FAVRELIÈRE va voir défiler les morts, des
potes parfois, dans la même lutte. « À la guerre, on perd toujours
quelque chose. Parfois, c’est seulement la vie ». Il raconte sans
vibrato le quotidien d’une armée de Libération nationale dans le maquis, les
armes obsolètes ou piquées à l’armée « occupante », les soldats
motivés et têtes brûlées, la chaleur, la barrière de la langue, l’ennui
(heureusement pour certains il y a la picole, pour d’autres, parfois d’ailleurs
les mêmes, la prière). On s’occupe comme on peut : « Mohamed
s’éloigna, mais sans quitter le lit de l’oued. Il revint les mains pleines de
petits cailloux blancs et de crottes de chameau. Il me fit comprendre qu’avec ces cailloux et ces crottes, nous
allions jouer aux dames. Il dessina un damier sur le sable en faisant un trou
pour chaque case, puis nous disposâmes les pions. J’avais choisi les cailloux,
car je ne tenais pas à tripoter les crottes, bien qu’elles fussent très sèches
et très dures ».
Les bivouacs, les traques, les peurs, les
exactions, tout y passe. L’auteur commente tout ceci en version brute, sans
recherche stylistique, de manière directe, lucide, parfois froide, distanciée.
Ce témoignage est une arme, les récits de « métropolitains » de
l’autre côté de la barrière existaient peu à l’époque, et pour cause. Car comme
écrit plus haut, bouquin saisi 10 jours après sa parution. Ne pas laisser
fuiter, ne pas laisser penser que de bons soldats français passent à l’ennemi
de leur plein gré, de surcroît en embarquant un condamné à mort avec eux. Et ça
se corse lorsque le récit se fait offensif, contre le patriotisme :
« Au moment de partir, il ajouta en regardant Salem qui m’enveloppait
le pied : ‘c’est bien la première fois que je vois un drapeau servir à
quelque chose d’utile’ ».
FAVRELIÈRE va passer en Tunisie, direction
les Amériques, fin du livre. Pourquoi cette nouvelle évasion ? Seul le
quatrième de couverture l’annonce : l’auteur a été condamné à mort deux
fois dans son pays, il n’y revint que lorsqu’il fut innocenté, en 1966, mais le
livre ne dit pas qu’il était entré une première fois clandestinement en France
en 1963. Ce bouquin est en décalage par rapport à l’image collective que nous
pouvons avoir de la guerre d’Algérie version outre-Méditerranéenne, il met en
action la guerre côté colonisés, côté indépendantistes, ce qui était un poil
dangereux à l’époque.
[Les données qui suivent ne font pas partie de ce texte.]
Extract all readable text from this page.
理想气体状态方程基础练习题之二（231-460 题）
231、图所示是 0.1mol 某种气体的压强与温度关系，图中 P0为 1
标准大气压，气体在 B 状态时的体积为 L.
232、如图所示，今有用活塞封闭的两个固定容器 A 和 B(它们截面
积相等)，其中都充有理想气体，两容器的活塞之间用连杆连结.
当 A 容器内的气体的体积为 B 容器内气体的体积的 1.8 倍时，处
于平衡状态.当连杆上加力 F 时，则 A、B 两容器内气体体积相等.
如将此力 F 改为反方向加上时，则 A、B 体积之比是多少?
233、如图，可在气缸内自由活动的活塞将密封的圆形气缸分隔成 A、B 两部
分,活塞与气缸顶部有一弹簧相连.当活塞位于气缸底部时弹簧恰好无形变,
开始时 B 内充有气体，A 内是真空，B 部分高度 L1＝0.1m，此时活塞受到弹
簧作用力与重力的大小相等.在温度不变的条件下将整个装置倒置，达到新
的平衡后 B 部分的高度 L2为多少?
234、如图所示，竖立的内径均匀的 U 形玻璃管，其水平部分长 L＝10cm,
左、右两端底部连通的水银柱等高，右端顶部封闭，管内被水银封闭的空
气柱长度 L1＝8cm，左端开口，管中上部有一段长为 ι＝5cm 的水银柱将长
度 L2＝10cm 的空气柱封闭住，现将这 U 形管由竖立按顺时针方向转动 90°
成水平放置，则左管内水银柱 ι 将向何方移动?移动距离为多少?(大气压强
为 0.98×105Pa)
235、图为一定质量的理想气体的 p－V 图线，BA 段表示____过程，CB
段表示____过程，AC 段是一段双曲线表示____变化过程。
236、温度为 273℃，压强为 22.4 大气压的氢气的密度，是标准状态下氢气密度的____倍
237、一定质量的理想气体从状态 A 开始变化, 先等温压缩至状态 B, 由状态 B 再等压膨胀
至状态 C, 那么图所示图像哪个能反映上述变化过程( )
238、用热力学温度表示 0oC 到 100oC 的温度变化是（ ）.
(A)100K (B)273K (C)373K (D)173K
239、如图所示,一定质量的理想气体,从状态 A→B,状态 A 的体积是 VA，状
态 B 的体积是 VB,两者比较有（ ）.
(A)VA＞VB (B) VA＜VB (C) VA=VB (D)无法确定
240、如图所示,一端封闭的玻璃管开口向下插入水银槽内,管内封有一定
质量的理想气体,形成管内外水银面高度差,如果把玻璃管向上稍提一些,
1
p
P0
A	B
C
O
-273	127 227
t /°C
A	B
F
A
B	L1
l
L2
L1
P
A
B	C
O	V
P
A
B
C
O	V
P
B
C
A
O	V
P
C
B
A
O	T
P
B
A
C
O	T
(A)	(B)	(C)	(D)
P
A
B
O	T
Le livre ne dit pas non plus que l’infatigable cinéaste
militant René VAUTIER soutint FAVRELIÈRE. Témoignage implacable de cette
période sombre, il est un pont original pour passer la mer Méditerranée,
d’autant qu’il fut écrit presque au cœur du combat, alors que la guerre
d’Algérie continuait de sévir. Il fut réimprimé (sans saisie) à plusieurs
reprises, la dernière édition à ce jour étant celle de 2012, toujours aux
éditions de Minuit où elle est par ailleurs toujours disponible.